Furthermore, this biodiversity park offers recreational and educational opportunities for Jammu, providing green spaces for people to connect with nature, relax, and learn about the importance of conservation. Losing such a park would deprive the community of these benefits and diminish their quality of life. On the one hand, in light of the global challenges we face, such as climate change and habitat loss, we talk about sustainable development practises that safeguard biodiversity and protect our natural resources, but on the other hand, we are sacrificing an already established green pasture at the altar of a concrete jungle. Balancing development with environmental conservation is crucial for the long-term well-being of both human societies and the planet.

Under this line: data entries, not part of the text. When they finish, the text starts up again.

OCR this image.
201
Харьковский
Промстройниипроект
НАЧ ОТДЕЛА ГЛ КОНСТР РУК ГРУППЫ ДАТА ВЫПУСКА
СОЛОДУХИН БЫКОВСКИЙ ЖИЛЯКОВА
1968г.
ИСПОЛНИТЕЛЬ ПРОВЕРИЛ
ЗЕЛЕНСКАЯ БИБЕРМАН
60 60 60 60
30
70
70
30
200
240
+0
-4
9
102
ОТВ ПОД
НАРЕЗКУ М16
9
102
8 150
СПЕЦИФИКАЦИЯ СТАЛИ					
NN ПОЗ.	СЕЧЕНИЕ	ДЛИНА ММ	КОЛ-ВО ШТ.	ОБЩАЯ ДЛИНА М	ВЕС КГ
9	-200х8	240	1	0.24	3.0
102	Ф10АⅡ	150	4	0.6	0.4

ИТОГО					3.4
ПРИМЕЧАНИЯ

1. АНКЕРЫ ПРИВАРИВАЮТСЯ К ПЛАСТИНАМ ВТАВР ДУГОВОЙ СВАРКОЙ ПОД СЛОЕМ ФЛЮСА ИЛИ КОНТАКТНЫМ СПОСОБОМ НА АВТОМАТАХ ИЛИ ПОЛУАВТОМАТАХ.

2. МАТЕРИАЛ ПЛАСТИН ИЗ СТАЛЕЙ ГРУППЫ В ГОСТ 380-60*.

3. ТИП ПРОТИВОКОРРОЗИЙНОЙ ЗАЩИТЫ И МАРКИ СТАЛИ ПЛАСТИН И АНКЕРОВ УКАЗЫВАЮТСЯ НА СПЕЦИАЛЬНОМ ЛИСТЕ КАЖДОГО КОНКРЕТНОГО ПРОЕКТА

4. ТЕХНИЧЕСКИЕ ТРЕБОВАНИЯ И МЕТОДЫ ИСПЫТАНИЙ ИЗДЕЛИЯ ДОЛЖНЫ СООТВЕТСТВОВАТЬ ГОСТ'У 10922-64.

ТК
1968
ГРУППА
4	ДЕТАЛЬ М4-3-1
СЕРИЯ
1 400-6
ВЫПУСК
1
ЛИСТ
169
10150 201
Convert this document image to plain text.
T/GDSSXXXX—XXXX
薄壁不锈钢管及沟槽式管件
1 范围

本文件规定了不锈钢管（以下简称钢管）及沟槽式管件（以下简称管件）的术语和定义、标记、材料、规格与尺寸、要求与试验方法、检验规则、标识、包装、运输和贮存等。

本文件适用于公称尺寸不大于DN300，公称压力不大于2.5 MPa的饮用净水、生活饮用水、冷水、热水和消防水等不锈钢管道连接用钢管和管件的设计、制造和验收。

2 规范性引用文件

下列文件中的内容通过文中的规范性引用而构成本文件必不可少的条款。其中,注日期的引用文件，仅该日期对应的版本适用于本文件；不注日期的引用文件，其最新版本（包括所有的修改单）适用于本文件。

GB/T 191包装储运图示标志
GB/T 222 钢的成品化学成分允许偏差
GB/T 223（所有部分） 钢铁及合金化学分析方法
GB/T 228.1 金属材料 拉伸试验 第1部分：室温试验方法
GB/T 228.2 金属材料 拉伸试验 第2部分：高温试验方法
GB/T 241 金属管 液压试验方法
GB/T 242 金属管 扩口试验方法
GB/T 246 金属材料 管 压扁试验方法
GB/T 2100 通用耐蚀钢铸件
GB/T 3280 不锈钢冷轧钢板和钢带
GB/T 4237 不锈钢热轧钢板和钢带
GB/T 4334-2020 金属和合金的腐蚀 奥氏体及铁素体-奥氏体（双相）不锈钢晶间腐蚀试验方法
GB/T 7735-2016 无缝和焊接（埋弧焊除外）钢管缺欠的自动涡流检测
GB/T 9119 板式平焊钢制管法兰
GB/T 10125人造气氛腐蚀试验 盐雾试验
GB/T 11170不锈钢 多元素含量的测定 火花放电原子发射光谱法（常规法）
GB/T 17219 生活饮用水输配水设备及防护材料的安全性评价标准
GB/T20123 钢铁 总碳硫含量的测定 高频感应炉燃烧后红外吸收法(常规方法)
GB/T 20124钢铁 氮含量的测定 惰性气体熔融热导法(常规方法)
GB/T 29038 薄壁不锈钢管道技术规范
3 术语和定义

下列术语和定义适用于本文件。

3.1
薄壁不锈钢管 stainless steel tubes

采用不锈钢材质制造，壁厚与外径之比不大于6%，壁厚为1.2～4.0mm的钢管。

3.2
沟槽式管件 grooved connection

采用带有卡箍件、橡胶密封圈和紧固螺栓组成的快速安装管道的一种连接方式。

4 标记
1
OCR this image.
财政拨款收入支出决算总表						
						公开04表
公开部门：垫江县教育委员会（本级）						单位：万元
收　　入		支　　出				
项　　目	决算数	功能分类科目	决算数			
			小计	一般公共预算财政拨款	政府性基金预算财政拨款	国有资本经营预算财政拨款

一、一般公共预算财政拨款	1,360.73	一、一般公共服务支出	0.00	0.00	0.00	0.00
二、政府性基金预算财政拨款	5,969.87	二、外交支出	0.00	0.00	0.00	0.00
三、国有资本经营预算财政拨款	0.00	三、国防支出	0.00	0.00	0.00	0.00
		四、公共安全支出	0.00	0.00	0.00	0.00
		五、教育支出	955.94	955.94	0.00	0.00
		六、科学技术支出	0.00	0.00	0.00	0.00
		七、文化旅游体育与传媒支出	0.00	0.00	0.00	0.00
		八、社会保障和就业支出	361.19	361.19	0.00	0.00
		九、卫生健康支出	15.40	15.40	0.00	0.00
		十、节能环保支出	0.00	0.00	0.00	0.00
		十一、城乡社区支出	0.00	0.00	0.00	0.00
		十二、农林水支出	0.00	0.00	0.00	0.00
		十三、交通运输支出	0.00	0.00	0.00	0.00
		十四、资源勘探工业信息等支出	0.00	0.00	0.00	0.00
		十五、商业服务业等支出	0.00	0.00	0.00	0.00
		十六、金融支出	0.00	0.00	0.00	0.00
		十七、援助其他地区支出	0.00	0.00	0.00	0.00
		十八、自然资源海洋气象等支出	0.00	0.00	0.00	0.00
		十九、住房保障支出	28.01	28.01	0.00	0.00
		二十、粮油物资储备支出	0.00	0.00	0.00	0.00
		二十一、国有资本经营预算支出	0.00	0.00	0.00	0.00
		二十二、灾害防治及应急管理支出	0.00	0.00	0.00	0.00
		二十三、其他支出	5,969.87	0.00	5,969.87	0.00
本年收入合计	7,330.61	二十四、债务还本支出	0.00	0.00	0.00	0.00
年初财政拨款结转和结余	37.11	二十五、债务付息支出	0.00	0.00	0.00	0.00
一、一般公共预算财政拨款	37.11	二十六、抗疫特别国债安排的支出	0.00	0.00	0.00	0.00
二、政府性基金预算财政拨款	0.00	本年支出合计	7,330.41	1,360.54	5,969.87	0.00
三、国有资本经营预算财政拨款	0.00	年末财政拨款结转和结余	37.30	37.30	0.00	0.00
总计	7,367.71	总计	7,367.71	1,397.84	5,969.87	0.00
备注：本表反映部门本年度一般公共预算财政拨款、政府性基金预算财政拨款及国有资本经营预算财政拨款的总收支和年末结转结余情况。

The Jammu region has already seen enough tree carnage. Millions of trees have been sacrificed for the construction of the Chenab Rail Bridge and the Jammu-Srinager highway expansion. Around forty thousand trees are supposed to be cut for the forty-hectare Court Complex at Raika Forests. A few thousand had been cut for the Jammu-Akhnoor four-lane project. Factually, with each passing year, the tree cover surrounding Jammu is shrinking sharply. The loss of habitat for thousands of animals and birds is never accounted for. Ever-increasing temperatures and depleting groundwater are testimony that something is seriously wrong with our planning. While the mega projects are essential, the breathing lungs of Jammu City are getting depleted day by day. Even in Master Plan 2032, there are clear-cut plans to shift major Government offices from the city and develop parks and amenities. But the administration has been consistently violating the spirit of developing greener pastures within the city. Whatever leftover parks are there in the old city, some have been converted into open gyms with concrete tiles. Attempts were made to convert famous Zanana Park into Civil Secretariat parking.
Jammu Master Plan 2032 has special provisions for developing parks and gardens, but in actuality, nothing has been done. The case of this biodiversity park is different, as a well-established and maintained park developed after years of collective efforts will get removed from Jammu’s map just for the sake of developing a few blocks of buildings. Why aren’t project developers incorporating parks into their development plans? Why are these vital aspects of everyday life at the risk of disappearing? Is it due to a lack of awareness or sheer negligence on the part of the involved departments? The administration is responsible for investigating and finding the answers to these pressing questions.
It will be much appreciated if decision-makers thoroughly evaluate the potential environmental impacts and explore alternative development options that minimise harm to this biodiversity park. Engaging with local communities, environmental experts, and conservation organisations can provide valuable insights and help find innovative solutions that promote sustainable development while preserving the integrity of the park and its valuable ecosystem. Intervention from the highest offices can ensure a lifeline for this park.